O segundo ponto, derivado do primeiro, mas curiosamente, também, omitido pelos debates econômicos, é a elevada probabilidade de no Brasil termos três ondas de impacto social e econômico. Duas ondas são claramente perceptíveis. A primeira é a crise sanitária com a possibilidade de colapso nos sistemas públicos e privados de saúde, a exemplo do que está acontecendo em outros países. A segunda é o colapso econômico por meio da recessão em decorrência do lockdown, mesmo que parcial produzido pela estratégia, no meu entender correta, de isolamento social. Porém, a terceira onda ainda não foi até o momento percebida pelos analistas econômicos, e tende a agravar, ou melhor, alongar a crise econômica no Brasil. Mas qual é essa onda? É o agravamento do desequilíbrio das contas públicas, não somente do governo federal, mas de todos os entes (União, estados e municípios).

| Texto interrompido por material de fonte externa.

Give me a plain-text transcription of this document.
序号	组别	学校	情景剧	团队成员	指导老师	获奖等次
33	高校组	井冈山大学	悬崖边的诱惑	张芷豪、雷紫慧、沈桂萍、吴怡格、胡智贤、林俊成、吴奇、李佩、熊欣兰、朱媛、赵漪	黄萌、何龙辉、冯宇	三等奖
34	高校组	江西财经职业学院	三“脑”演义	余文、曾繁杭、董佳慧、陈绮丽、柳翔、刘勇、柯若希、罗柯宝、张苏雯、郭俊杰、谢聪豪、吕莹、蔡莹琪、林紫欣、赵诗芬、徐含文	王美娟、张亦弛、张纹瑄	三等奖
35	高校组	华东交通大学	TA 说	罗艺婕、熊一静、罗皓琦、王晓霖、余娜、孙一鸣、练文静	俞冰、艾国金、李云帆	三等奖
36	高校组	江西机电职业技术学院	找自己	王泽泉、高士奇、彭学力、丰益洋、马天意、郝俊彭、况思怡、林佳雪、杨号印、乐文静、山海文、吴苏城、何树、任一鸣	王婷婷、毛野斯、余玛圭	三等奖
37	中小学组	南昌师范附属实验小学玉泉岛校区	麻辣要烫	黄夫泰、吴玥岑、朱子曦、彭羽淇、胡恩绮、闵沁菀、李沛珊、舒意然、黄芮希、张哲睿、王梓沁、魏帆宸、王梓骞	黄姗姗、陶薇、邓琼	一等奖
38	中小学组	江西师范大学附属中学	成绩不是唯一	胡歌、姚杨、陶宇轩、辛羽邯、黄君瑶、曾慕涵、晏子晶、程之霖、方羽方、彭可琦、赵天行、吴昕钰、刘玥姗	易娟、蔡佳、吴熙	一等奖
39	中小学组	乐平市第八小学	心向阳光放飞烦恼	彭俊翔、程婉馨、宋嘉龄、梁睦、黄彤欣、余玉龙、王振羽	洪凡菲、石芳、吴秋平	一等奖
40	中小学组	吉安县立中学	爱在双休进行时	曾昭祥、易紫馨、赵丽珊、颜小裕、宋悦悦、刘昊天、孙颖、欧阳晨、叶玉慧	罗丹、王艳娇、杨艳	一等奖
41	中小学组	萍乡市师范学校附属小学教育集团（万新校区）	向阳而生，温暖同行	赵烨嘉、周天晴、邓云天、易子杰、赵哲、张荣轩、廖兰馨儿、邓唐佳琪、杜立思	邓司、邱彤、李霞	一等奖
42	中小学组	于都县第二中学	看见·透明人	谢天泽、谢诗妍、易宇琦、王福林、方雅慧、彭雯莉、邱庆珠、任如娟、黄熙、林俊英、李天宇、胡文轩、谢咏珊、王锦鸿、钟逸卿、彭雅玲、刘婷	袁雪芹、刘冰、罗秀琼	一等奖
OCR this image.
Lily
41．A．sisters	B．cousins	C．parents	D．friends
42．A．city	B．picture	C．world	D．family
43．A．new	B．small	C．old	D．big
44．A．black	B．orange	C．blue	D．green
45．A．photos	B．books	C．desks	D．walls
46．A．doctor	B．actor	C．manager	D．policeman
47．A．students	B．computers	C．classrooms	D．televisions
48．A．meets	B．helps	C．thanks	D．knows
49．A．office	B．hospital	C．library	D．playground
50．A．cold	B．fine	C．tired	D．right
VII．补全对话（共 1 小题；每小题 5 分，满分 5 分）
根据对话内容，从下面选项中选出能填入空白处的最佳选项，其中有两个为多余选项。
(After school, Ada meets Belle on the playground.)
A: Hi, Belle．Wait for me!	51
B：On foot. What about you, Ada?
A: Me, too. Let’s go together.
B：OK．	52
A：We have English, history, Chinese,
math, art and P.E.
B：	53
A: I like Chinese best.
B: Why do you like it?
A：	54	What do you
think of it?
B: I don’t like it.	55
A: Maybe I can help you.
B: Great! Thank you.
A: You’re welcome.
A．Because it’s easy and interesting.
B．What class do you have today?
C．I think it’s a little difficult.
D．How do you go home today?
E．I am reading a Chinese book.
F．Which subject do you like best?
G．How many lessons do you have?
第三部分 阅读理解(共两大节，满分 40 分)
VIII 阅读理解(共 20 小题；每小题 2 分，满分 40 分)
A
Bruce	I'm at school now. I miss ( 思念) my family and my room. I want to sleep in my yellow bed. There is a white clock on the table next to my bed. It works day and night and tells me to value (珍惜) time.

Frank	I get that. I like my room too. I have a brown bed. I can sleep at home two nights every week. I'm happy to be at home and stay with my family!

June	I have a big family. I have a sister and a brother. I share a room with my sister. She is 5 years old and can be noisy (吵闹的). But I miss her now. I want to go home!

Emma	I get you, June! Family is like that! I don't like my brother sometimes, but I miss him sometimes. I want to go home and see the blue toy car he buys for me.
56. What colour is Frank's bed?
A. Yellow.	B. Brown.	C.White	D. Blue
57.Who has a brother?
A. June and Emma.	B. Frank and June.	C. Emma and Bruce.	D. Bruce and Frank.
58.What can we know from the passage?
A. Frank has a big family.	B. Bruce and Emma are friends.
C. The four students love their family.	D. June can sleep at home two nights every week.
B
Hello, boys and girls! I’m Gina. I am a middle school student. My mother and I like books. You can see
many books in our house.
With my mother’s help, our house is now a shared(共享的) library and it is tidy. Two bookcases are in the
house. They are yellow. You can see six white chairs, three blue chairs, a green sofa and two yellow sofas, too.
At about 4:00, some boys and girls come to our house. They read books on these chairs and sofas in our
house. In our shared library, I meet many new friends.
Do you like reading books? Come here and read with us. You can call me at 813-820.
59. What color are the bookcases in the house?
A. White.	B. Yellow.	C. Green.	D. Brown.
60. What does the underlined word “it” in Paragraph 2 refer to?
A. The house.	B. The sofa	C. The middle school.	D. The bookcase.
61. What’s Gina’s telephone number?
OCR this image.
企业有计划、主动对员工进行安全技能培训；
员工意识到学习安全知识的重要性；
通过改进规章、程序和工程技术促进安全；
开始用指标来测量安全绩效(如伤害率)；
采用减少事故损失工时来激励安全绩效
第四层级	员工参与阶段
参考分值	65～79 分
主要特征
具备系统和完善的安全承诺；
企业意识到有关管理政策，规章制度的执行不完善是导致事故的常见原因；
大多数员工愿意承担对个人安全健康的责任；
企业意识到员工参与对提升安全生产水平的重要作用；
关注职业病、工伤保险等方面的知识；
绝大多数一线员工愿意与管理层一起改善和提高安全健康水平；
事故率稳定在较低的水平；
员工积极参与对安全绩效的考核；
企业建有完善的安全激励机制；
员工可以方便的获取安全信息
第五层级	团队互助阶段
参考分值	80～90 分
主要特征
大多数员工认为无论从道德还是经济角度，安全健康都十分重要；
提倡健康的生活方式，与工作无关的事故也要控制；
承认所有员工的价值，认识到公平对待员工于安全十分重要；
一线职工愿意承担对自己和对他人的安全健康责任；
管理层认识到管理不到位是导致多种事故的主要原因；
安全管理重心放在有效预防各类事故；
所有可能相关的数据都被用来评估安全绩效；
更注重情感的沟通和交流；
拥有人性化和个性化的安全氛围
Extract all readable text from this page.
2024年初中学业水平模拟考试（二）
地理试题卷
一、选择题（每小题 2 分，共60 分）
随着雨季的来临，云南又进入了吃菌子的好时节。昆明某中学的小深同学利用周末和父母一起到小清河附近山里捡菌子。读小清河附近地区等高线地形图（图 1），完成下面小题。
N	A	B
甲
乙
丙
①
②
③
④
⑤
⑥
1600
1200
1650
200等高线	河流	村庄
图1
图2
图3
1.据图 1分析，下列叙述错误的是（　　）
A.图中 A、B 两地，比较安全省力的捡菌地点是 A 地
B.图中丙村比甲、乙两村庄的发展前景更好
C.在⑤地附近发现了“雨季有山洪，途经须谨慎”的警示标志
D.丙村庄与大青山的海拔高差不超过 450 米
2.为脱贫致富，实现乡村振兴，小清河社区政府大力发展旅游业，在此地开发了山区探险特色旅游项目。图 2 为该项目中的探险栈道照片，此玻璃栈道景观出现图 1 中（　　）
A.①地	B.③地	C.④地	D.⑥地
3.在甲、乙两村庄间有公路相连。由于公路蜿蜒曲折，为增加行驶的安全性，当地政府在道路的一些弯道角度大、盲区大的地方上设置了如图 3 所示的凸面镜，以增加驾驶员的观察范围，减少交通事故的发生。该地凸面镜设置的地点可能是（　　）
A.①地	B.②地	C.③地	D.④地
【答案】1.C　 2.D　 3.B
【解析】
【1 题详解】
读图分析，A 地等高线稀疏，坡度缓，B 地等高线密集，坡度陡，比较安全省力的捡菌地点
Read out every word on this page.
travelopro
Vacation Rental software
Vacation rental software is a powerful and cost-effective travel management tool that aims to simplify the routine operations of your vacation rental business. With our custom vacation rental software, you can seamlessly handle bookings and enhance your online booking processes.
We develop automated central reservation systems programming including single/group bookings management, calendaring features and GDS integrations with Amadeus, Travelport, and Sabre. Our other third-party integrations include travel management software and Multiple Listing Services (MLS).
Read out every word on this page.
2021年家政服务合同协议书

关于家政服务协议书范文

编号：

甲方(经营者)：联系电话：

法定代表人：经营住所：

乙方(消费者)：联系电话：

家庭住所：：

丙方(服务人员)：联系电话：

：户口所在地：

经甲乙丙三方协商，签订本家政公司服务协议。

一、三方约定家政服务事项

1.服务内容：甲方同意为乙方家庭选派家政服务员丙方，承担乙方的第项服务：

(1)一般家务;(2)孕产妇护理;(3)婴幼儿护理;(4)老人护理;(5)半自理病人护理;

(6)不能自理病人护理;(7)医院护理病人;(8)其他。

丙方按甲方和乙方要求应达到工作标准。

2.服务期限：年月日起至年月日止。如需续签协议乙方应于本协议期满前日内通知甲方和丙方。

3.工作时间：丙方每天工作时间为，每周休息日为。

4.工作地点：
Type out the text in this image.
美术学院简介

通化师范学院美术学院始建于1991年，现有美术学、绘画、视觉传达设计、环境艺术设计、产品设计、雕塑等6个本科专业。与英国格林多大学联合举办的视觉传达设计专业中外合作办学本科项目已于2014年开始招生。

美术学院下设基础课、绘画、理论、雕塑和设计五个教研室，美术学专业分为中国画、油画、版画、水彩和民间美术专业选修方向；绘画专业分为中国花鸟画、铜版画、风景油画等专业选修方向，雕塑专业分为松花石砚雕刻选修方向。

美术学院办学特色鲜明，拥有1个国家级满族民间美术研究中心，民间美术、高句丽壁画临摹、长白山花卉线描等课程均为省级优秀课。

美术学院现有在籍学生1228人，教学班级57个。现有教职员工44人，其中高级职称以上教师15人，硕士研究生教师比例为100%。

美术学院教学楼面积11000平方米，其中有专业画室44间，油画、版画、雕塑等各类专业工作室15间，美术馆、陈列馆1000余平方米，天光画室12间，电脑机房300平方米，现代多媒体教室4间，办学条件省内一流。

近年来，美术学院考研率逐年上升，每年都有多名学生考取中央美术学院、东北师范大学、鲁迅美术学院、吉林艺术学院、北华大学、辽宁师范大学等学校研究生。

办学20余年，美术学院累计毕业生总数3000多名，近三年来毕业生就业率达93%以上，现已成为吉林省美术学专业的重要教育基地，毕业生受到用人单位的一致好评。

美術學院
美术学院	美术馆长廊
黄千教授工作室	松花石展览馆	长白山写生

Sem entrar no mérito do debate se a reação do governo é tímida ou adequada (volto a dizer que não há espaço neste ensaio para essa querela), o montante de recursos públicos até o momento mobilizados, anteriormente já mencionado, produziu como efeito a revisão da projeção do déficit público primário de 2020 dos anteriores R$ 124 bilhões para algo próximo de R$ 300 bilhões. Porém, já há estimativas que aproximem esse montante de algo em torno de R$ 400 bilhões. Infelizmente essa terceira onda custará muito caro para a sociedade brasileira, pois levará no day after o governo federal a ter de compatibilizar a difícil agenda de estimular a sustentabilidade do crescimento econômico com um amplo programa de reajuste fiscal.
Em síntese, a singularidade dessa terceira onda imporá enormes desafios à sociedade brasileira, o que exigirá a abertura de um debate público responsável, sem demagogia ou populismo, capaz de colocar os interesses maiores da sociedade acima dos interesses eleitoreiros de curto prazo.